The Cortijo

Does not prevent this, however, if we consider a string that moves along the time – in parallel with the time-and back! to start… what boundless imagination yours! -All this assuming that he is not an apocryphal message trying to explain to me. I let me convince, intimately embarrassed by this. (. . . ) We went to the cellar in his car, to find that it is currently in commercial operation. On their way of driving, I reserve the opinion, for the time being.
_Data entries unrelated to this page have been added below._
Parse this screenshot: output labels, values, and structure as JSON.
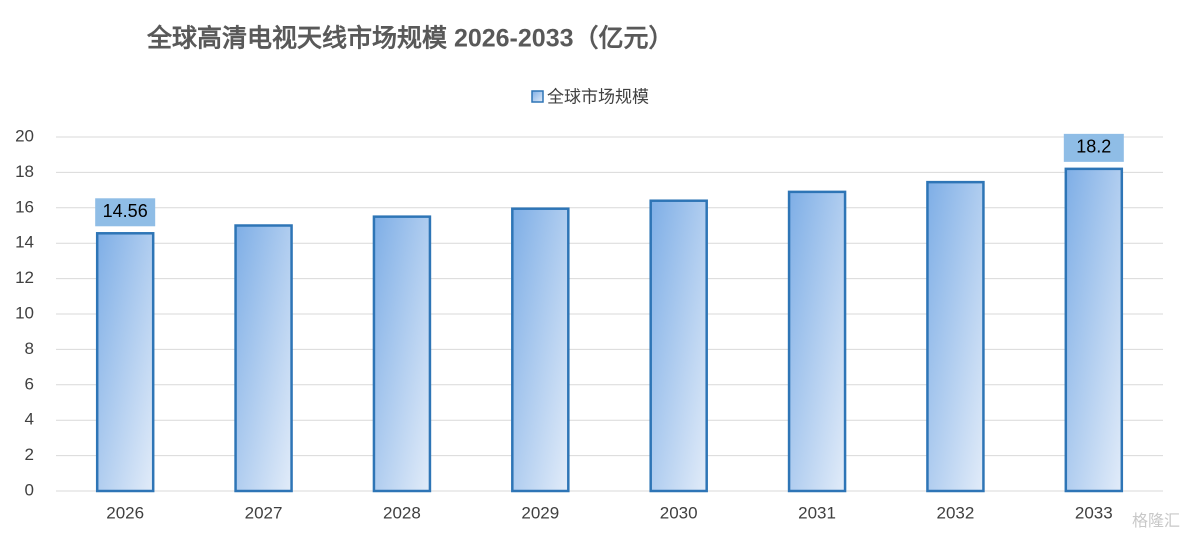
{
  "chart_data": {
    "type": "bar",
    "title": "全球高清电视天线市场规模 2026-2033（亿元）",
    "categories": [
      "2026",
      "2027",
      "2028",
      "2029",
      "2030",
      "2031",
      "2032",
      "2033"
    ],
    "series": [
      {
        "name": "全球市场规模",
        "color": "#2e75b6",
        "values": [
          14.56,
          15.0,
          15.5,
          15.95,
          16.4,
          16.9,
          17.45,
          18.2
        ],
        "value_labels": [
          "14.56",
          null,
          null,
          null,
          null,
          null,
          null,
          "18.2"
        ]
      }
    ],
    "ylim": [
      0,
      20
    ],
    "yticks": [
      0,
      2,
      4,
      6,
      8,
      10,
      12,
      14,
      16,
      18,
      20
    ],
    "grid": true,
    "legend": "top",
    "watermark": "格隆汇"
  }
}
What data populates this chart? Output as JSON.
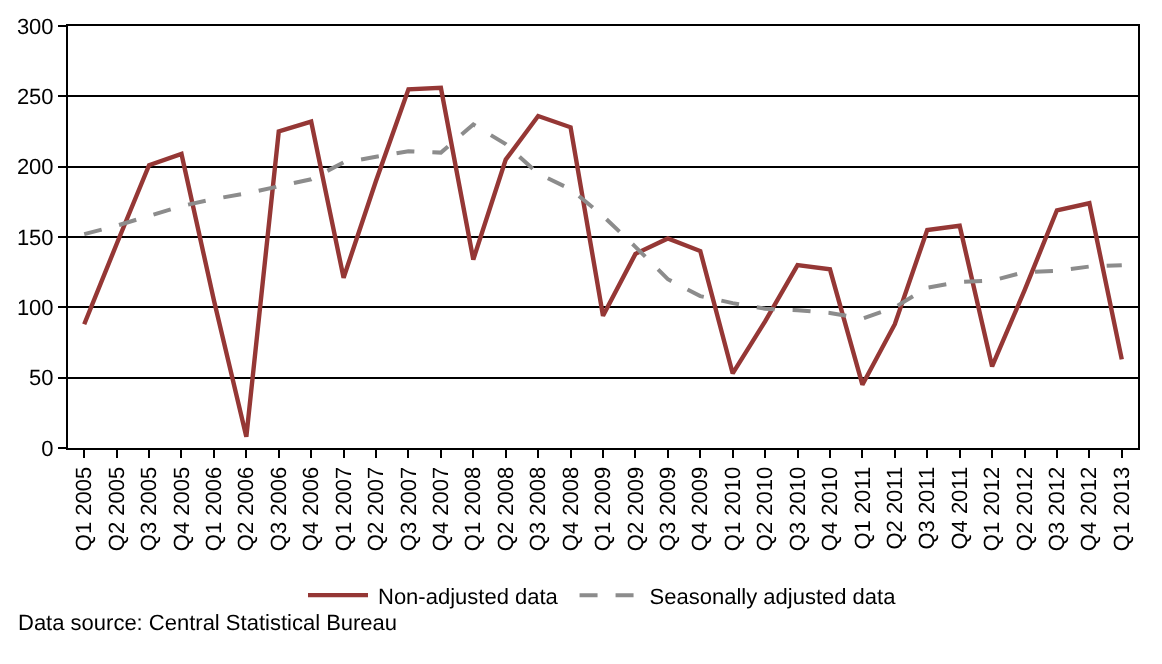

The Cortijo is about five or six kilometers of Aranjuez, careless road, about ten minutes by car. Five minutes in the case of Eugene…. (I said it would not comment.) The winery was a whole with the Church and the houses of the village, inhabited mostly by settlers who arrived in different waves. It is – as the old helmet that covers it in all its extension-a neoclassical construction located in one of the districts of Aranjuez, repopulated secondaries by the monarchy to meet the needs of the kitchen of the Court through their orchards irrigated by river and their dams or irrigation ditches, their herds native and exotic and Aboriginal rainfed crops on the plateau, such as watermelon and melon, brought from Levante, probably. And of course, their ancestral vineyards, with chosen and recognized species. The winery, as I said, had recently been re open as such, having remained forgotten for a hundred years, only used sporadically for the mushroom cultivation, as I rightly assumed. Is of solid work, well designed and planned for use, and provides the basis to all the original buildings of the hamlet, having communication with any of the houses, some exterior opening that serves as a vent, and two important entrances, one of them major, arcaded, at foot of soil, taking advantage of the gap between the lowlands of the Bank and the higher than where the village sits.